Há presunto de porco alentejano, queijo de ovelha de Arraiolos, azeite de Suçães, azeitonas de Mirandela e pão de fermentação lenta. É ele o cicerone, tudo isto é a sua própria viagem – da ferocidade na escolha de produtos sazonais e na aposta em pequenos produtores ao caos funcional da surpresa na hora do sabor. Continuamos estrada fora.
Carapau, berbigão e nabo iniciam o terceiro momento. “Quero acabar com estigmas, que os menus devem ser presos e aborrecidos, que temos de servir um branco com peixe e um tinto com carne, que em menus de degustação não podemos intercalar entre comer à mão e voltar a tirar”, diz. É neste desafio à norma que vai fazendo a bandeira. “Quero utilizar animais por inteiro, quero utilizar 95% de produtos da época, fazer o menos lixo orgânico possível. Quero que as pessoas se sintam bem. Que te sentes, mas que possas levantar-te, fumar, gritar, o que quiseres.”
O jantar continua com o prego de vaca biológica, a corvina com cenouras e batatas de Chaves, a presa de porco preto com tomates de Verão e beldroegas. As sobremesas são de assinatura e profundamente apontadas à surpresa. Melancia grelhada com aipo e coentros e aletria cremosa com trevos e manjericão.
O que o motiva, afinal, é tão simples como um “porra, o que é isto?!”, atira.
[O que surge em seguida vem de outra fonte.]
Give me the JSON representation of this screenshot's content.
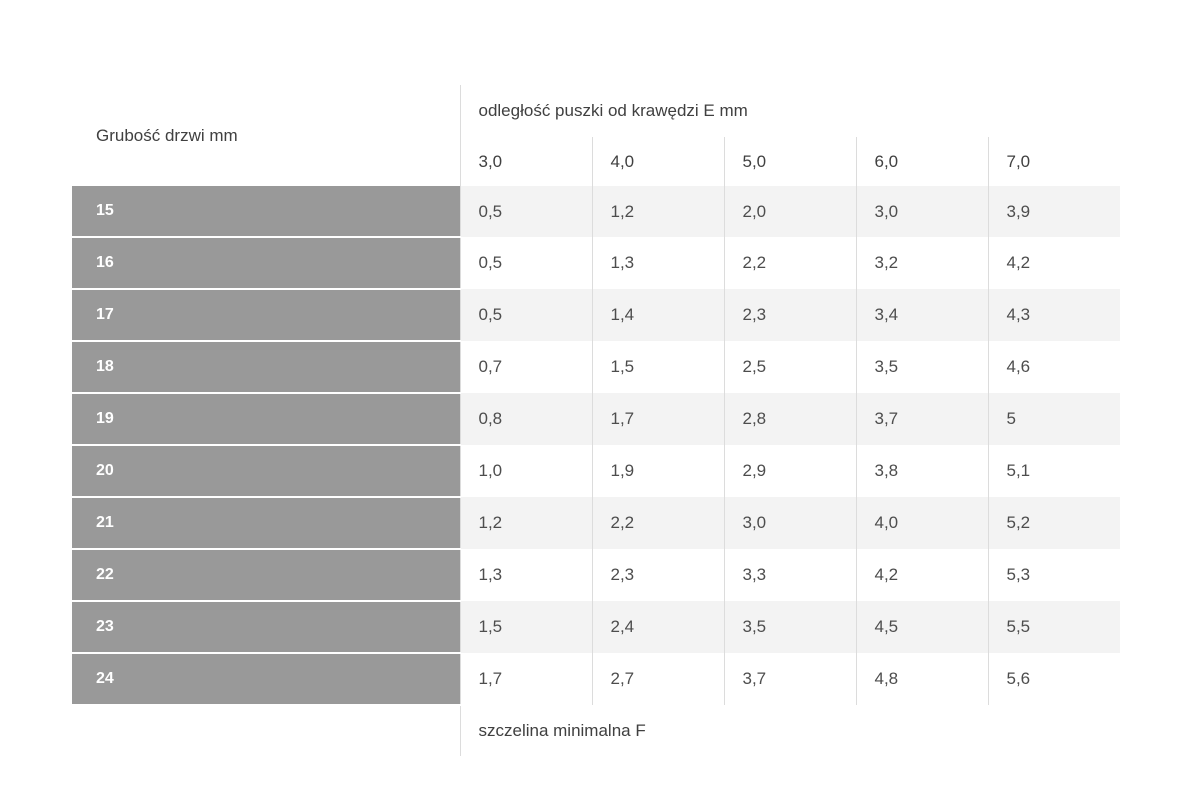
{
  "chart_data": {
    "type": "table",
    "title": "odległość puszki od krawędzi E mm",
    "row_header": "Grubość drzwi mm",
    "columns": [
      "3,0",
      "4,0",
      "5,0",
      "6,0",
      "7,0"
    ],
    "rows": [
      {
        "label": "15",
        "values": [
          "0,5",
          "1,2",
          "2,0",
          "3,0",
          "3,9"
        ]
      },
      {
        "label": "16",
        "values": [
          "0,5",
          "1,3",
          "2,2",
          "3,2",
          "4,2"
        ]
      },
      {
        "label": "17",
        "values": [
          "0,5",
          "1,4",
          "2,3",
          "3,4",
          "4,3"
        ]
      },
      {
        "label": "18",
        "values": [
          "0,7",
          "1,5",
          "2,5",
          "3,5",
          "4,6"
        ]
      },
      {
        "label": "19",
        "values": [
          "0,8",
          "1,7",
          "2,8",
          "3,7",
          "5"
        ]
      },
      {
        "label": "20",
        "values": [
          "1,0",
          "1,9",
          "2,9",
          "3,8",
          "5,1"
        ]
      },
      {
        "label": "21",
        "values": [
          "1,2",
          "2,2",
          "3,0",
          "4,0",
          "5,2"
        ]
      },
      {
        "label": "22",
        "values": [
          "1,3",
          "2,3",
          "3,3",
          "4,2",
          "5,3"
        ]
      },
      {
        "label": "23",
        "values": [
          "1,5",
          "2,4",
          "3,5",
          "4,5",
          "5,5"
        ]
      },
      {
        "label": "24",
        "values": [
          "1,7",
          "2,7",
          "3,7",
          "4,8",
          "5,6"
        ]
      }
    ],
    "footer": "szczelina minimalna F"
  },
  "colors": {
    "row_label_bg": "#999999",
    "stripe_bg": "#f3f3f3",
    "separator": "#dcdcdc",
    "header_text": "#404040",
    "cell_text": "#4d4d4d",
    "row_label_text": "#ffffff",
    "page_bg": "#ffffff"
  }
}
Um apontamento fora da caixa, um sabor inesperado, uma combinação que, mesmo sendo expectável, nos envia de volta ao conforto da descoberta. É arriscado, ele sabe, mas só quando a loucura deixar de fazer sentido é que o medo aparece. “Dentro da minha loucura eu vejo um fio condutor, e no dia em que deixar de o ver, assusto-me. Não me quero perder. Não tenho medo de mais nada: mudar de equipas, de trabalho, de país.”
É já a partir de Outubro que tudo muda novamente e o Plano passa a comportar um conceito de restaurante interior.
Rua da Bela Vista à Graça, 128 (Graça). 91 317 0487. Qua-Dom 19.30. (70€ menu de oito momentos com bebida).